Of course, I'm not the type to take a yoga retreat or revisit the Good Book. Oh no. I'm getting in touch with my spiritual side by declaring myself a witch, and here are a few reasons why:

  • I already have a crooked nose and unladylike hairs on my chinny-chin-chin
  • I've been called a witch before, in that you-know-what-I-really-mean-when-I-say-witch kind of way women (and those who appear womanly) are called sometimes, and I sort of liked the image of me cackling in the woods somewhere, surrounded by cats and the bones of my enemies
  • I look suave in a pointy hat (by the way, the tall hat and iconic broom were actually taken from beer brewers in the Middle Ages. Making beer was "women's work," and one of the few ways a woman could be an entrepreneur. So of course the Catholic church took notice of these women making moolah, got all pouty, and started demonizing them. Like, full-on bringing back the idea of witches specifically to weaponize the concept against all women. Having filled society with the notion that women are corrupt and prone to devil-worship and unfit for business, the men of the church moved in on the market and claimed it for themselves, cutting women out of one of their only means of accruing independent economic power. The repercussions of stripping women out of their pre-1300s healing and brewing roles continue to this day. Isn't that heckin' interesting, and by interesting, I mean infuriating.)

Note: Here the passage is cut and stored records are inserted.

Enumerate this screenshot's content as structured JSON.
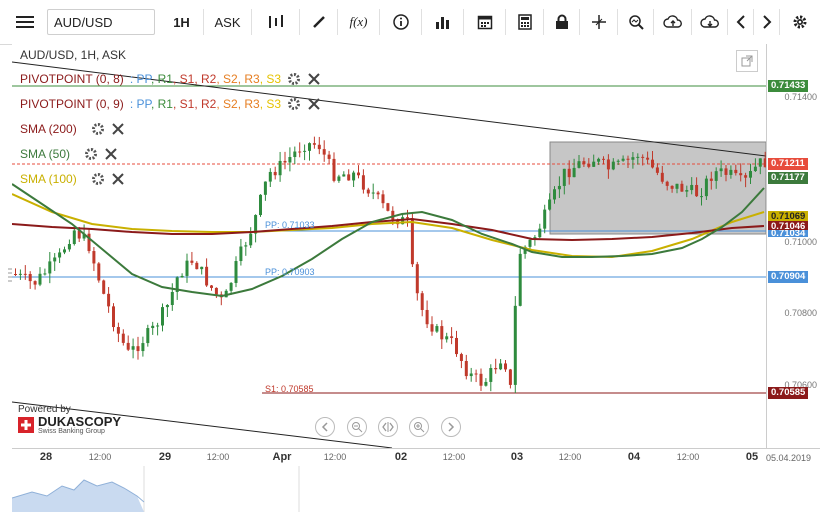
{
  "toolbar": {
    "symbol": "AUD/USD",
    "timeframe": "1H",
    "side": "ASK",
    "indicator_label": "f(x)"
  },
  "chart": {
    "header": "AUD/USD, 1H, ASK",
    "legend": [
      {
        "name": "PIVOTPOINT (0, 8)",
        "parts": [
          ": PP",
          ", R1",
          ", S1",
          ", R2",
          ", S2",
          ", R3",
          ", S3"
        ],
        "colors": [
          "#4a90d9",
          "#3c8c3c",
          "#c0392b",
          "#c0392b",
          "#e67e22",
          "#e67e22",
          "#e6c200"
        ]
      },
      {
        "name": "PIVOTPOINT (0, 9)",
        "parts": [
          ": PP",
          ", R1",
          ", S1",
          ", R2",
          ", S2",
          ", R3",
          ", S3"
        ],
        "colors": [
          "#4a90d9",
          "#3c8c3c",
          "#c0392b",
          "#c0392b",
          "#e67e22",
          "#e67e22",
          "#e6c200"
        ]
      },
      {
        "name": "SMA (200)",
        "color": "#8b1a1a"
      },
      {
        "name": "SMA (50)",
        "color": "#3c7a3c"
      },
      {
        "name": "SMA (100)",
        "color": "#c9b000"
      }
    ],
    "level_labels": [
      {
        "text": "PP: 0.71033",
        "color": "#4a90d9"
      },
      {
        "text": "PP: 0.70903",
        "color": "#4a90d9"
      },
      {
        "text": "S1: 0.70585",
        "color": "#c0392b"
      }
    ],
    "powered_by": "Powered by",
    "brand": "DUKASCOPY",
    "brand_sub": "Swiss Banking Group"
  },
  "yaxis": {
    "ticks": [
      "0.71400",
      "0.71000",
      "0.70800",
      "0.70600"
    ],
    "badges": [
      {
        "text": "0.71433",
        "color": "#3c8c3c"
      },
      {
        "text": "0.71211",
        "color": "#e74c3c"
      },
      {
        "text": "0.71177",
        "color": "#3c7a3c"
      },
      {
        "text": "0.71069",
        "color": "#c9b000"
      },
      {
        "text": "0.71046",
        "color": "#8b1a1a"
      },
      {
        "text": "0.71034",
        "color": "#4a90d9"
      },
      {
        "text": "0.70904",
        "color": "#4a90d9"
      },
      {
        "text": "0.70585",
        "color": "#8b1a1a"
      }
    ]
  },
  "xaxis": {
    "ticks": [
      {
        "label": "28",
        "major": true
      },
      {
        "label": "12:00",
        "major": false
      },
      {
        "label": "29",
        "major": true
      },
      {
        "label": "12:00",
        "major": false
      },
      {
        "label": "Apr",
        "major": true
      },
      {
        "label": "12:00",
        "major": false
      },
      {
        "label": "02",
        "major": true
      },
      {
        "label": "12:00",
        "major": false
      },
      {
        "label": "03",
        "major": true
      },
      {
        "label": "12:00",
        "major": false
      },
      {
        "label": "04",
        "major": true
      },
      {
        "label": "12:00",
        "major": false
      },
      {
        "label": "05",
        "major": true
      }
    ],
    "date_label": "05.04.2019"
  },
  "colors": {
    "bull": "#2e8b3e",
    "bear": "#c0392b",
    "rect_fill": "#b3b3b3"
  }
}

Alright, fine, I'll get a little more serious. I realize that there is a practice of modern witchcraft, and while I'm borrowing some ideas from that, I'm making this my own thing, all about positivity, spreading kindness, and gently correcting my own negative behaviors. 

Some tenets of my witchhood:

  • Creating sigils as meditation and self-affirmation: Sigils are symbols created to embody an idea, like, "I am smart and capable." You turn that into a drawing, repeating it until it's completely comfortable, a visual mantra. You can discard it, set it in motion through a ritual, or keep it as a reminder.
  • Conducting rituals to assist with visualization: Mental rehearsal leads to improved performance in both mental and physical tasks. However, I can find it difficult to focus my intent, so creating a ritual as simple as lighting a candle and speaking a phrase can help get me in the right mindset.
  • Being mindful of my environment and my fellow creatures: I can often get lost in my own head. I'm making an effort to notice my world, both the good things within it and the parts I can improve. I must direct goodness out into the world through acts of kindness and compassionate corrections of my negative impulses.

What has scared me off of spirituality in the past is a focus on organized religion or a specific supernatural belief. For where I am in life right now, I simply don't know if there is a world beyond the physical one. I like the idea that there is, but I don't know that I believe it. My spiritual practice, however, is one based in positive psychology more than actual spiritual belief. Even the bits that border on mumbo-jumbo have the placebo affect going for them (and placebos can work even when you know they're placebos).

Ideal. Source

Ideal. Source

Maybe I won't be riding around on a broom (or a Hoover) any time soon, but I do like the idea of calling myself a witch. It's sort of the spiritual equivalent of saying I'm a "nasty woman." It's restoring the strength of something broken, and that's the sort of effort that my heart is here for.

Now, if you'll excuse me, I have a worm eulogy to deliver.